The 2013/14 Chicago Debate League Guidelines and Policies don’t address the question as to whether the 2NC can run (or “read”) new arguments — we usually call them “issues” — (e.g., a new topicality violation, a new disadvantage) or whether the 2NC (second negative constructive) is limited to extending arguments or issues initiated in the 1NC. The reason for this is that the CDL Guidelines and Policies are not a comprehensive policy debate manual, but rather a set of specific rules and principles pertaining to the way that the Chicago Debate League implements competitive academic debate within the confines of its organization. They are “ground rules,” if you like. What isn’t specified in the CDL Guidelines and Policies is implicitly incorporated from prevailing national norms in high school policy debate competition.

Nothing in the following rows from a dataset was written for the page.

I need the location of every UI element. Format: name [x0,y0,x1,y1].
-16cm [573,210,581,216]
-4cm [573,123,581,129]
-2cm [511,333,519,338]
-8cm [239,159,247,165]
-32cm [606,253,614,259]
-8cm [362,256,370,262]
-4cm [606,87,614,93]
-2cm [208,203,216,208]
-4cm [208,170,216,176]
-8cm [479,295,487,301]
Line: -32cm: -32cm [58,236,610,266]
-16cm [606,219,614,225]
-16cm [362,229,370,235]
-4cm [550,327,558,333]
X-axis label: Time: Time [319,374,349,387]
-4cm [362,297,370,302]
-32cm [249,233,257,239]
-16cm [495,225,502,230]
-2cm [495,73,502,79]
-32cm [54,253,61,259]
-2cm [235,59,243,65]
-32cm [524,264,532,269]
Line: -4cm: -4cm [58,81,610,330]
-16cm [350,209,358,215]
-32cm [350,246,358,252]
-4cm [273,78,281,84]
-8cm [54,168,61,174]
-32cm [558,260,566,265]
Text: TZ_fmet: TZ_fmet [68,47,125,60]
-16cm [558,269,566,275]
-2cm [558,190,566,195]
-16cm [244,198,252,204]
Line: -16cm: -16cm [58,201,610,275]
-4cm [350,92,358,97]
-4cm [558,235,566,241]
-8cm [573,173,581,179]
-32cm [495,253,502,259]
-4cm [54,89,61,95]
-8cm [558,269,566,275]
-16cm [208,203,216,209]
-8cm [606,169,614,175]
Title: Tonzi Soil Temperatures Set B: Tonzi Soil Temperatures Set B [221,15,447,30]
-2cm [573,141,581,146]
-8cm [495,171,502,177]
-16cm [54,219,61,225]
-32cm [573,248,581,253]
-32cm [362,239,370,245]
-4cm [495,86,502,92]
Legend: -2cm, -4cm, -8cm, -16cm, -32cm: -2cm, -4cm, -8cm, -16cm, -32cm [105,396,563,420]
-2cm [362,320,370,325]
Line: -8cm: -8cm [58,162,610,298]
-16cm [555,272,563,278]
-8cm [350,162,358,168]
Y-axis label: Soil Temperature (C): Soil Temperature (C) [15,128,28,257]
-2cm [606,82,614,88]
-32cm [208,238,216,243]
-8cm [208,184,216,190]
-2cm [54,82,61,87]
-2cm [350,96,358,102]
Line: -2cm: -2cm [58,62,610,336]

The 2NC is a constructive speech and as such has the right to make new arguments, present new issues, into the debate. This means that the 2NC can make new case attacks, or run new off-case issues, including topicality violations, disadvantages, kritiks, and even new counterplans. The 1NR, as a rebuttal speech, is limited to extending arguments and issues initiated by the 1NC.

It is true, however, that over the past 20 years or so it has been normative for the full negative position to be initiated by the 1NC and for both speeches in the negative block — the 2NC and the 1NR — to extend the issues presented in the 1NC, by answering (of course) the 2AC arguments against them. This practice is justified on two grounds. First, debate can be more educational if issues are developed in more depth, and initiating issues in the 1NC instead of the 2NC gives these issues two additional speeches of development. And second, negative teams can potentially try to over-load and overwhelm the 1AR by “sand-bagging” much or most of their strategy for the 2NC (deliberately delaying its initiation), leading to “theory” arguments from the affirmative that this practice is “unfair,” “abusive,” and “bad advocacy.”

So in the CDL the 2NC is allowed to initiate new issues, to make new arguments, though the affirmative is also well within its rights to argue against allowing the 2NC to “abuse” this right by using it to try to win the debate not through the force of its argumentation — the depth of its critical thinking and logical analysis, the authority and persuasiveness of its textual evidence — but by “out-running” or “out-spreading” the 1AR by “dumping” a whole bunch of new arguments in the 2NC.

This is the prevailing condition — the composite norm — in high school debate around the country, despite its level of ambiguity. In high school competitive academic debate, norms like these are sometimes subject to in-round discussion and dispute, to be adjudicated in the end by the judge, like other argumentation. In the Chicago Middle School Debate League, we removed by policy this disputability and the coaches have determined that the 2NC can initiate new case attacks but not new off-case issues. The open-endedness of the high school norm didn’t work for middle school debaters and coaches so we fiated its removal. Not so in the CDL.